Friday, January 29, 2010

Planning Your Vegetable Garden

The first call you have got to make is the positioning of the vegetable garden. You have to place this plant garden in an area where it is exposed to at least six hours of daylight. The location must also be near where you may source the water you'll use to water the plants. It's got to be near enough for you to make a short journey if you're carrying a pail of water, or it has to be near enough to be easily reached to the hose you may connect to a tap within your house.

This way, you are certain of a direct benefit from growing your own plant garden. Come up with a plan for the arrangement of the plant plants in the garden also. The initial consideration is the frequency of yield. Evergreen plants, or those that yield veggies for consistently across the year must be placed at the back of the garden, where it's going to be undisturbed by whatever gardening activities you will have in the remainder of the garden. Put the crops that produce early yield together. These crops include radishes, spinach, carrots, beets, and so on. Make some space for replanting successively. Once these crops have seen their yield, you can plant in their place crops that produce yield later on in the season. The last consideration for arrangement is the actuality that there are plants that can't grow beside other plants.

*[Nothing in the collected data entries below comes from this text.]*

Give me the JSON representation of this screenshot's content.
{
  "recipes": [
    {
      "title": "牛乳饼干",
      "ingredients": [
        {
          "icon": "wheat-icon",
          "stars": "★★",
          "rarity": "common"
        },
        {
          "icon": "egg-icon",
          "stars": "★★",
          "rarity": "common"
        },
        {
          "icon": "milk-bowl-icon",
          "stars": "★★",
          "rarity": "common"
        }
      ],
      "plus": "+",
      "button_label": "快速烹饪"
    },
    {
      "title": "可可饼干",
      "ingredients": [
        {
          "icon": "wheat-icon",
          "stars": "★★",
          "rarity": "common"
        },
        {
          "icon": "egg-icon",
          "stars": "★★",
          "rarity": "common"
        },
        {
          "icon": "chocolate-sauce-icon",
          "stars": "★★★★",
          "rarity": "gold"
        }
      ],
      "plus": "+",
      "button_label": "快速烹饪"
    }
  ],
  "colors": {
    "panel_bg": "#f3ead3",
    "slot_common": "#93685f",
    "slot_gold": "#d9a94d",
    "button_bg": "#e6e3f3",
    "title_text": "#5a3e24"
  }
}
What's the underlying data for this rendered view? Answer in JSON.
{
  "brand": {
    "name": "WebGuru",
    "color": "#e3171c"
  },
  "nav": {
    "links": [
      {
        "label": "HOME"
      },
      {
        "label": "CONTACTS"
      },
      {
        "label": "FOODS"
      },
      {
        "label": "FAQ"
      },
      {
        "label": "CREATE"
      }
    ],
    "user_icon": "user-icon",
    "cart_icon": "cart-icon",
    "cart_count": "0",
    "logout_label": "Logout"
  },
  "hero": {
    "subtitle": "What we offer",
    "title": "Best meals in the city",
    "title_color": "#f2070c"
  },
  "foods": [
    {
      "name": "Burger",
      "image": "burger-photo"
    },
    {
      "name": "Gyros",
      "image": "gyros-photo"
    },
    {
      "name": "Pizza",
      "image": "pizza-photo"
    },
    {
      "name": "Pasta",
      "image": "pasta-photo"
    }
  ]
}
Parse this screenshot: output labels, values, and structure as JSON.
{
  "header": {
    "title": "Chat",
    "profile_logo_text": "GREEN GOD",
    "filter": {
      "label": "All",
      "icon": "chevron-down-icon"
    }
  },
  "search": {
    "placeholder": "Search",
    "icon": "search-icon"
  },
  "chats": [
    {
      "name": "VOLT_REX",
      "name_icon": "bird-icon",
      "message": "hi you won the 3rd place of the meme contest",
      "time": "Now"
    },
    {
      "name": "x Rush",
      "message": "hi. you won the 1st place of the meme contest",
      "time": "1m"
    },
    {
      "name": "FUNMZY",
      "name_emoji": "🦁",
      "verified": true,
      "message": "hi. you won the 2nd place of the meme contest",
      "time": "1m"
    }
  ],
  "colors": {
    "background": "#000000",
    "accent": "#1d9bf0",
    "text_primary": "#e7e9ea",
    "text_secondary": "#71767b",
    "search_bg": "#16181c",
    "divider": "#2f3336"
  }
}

Take under consideration which crops repress the expansion of the other. For example, potatoes are able of suppressing the growth of both crush and tomato plants. Broccoli also suppresses tomato expansion. Beans, on the other hand, repress the expansion of onions. Carrots also repress the expansion of dill plants. This doesn't prevent you from planting all of these plants in the garden. This only acts as evidence of which plants you need to separate from the other when planting plant gardens.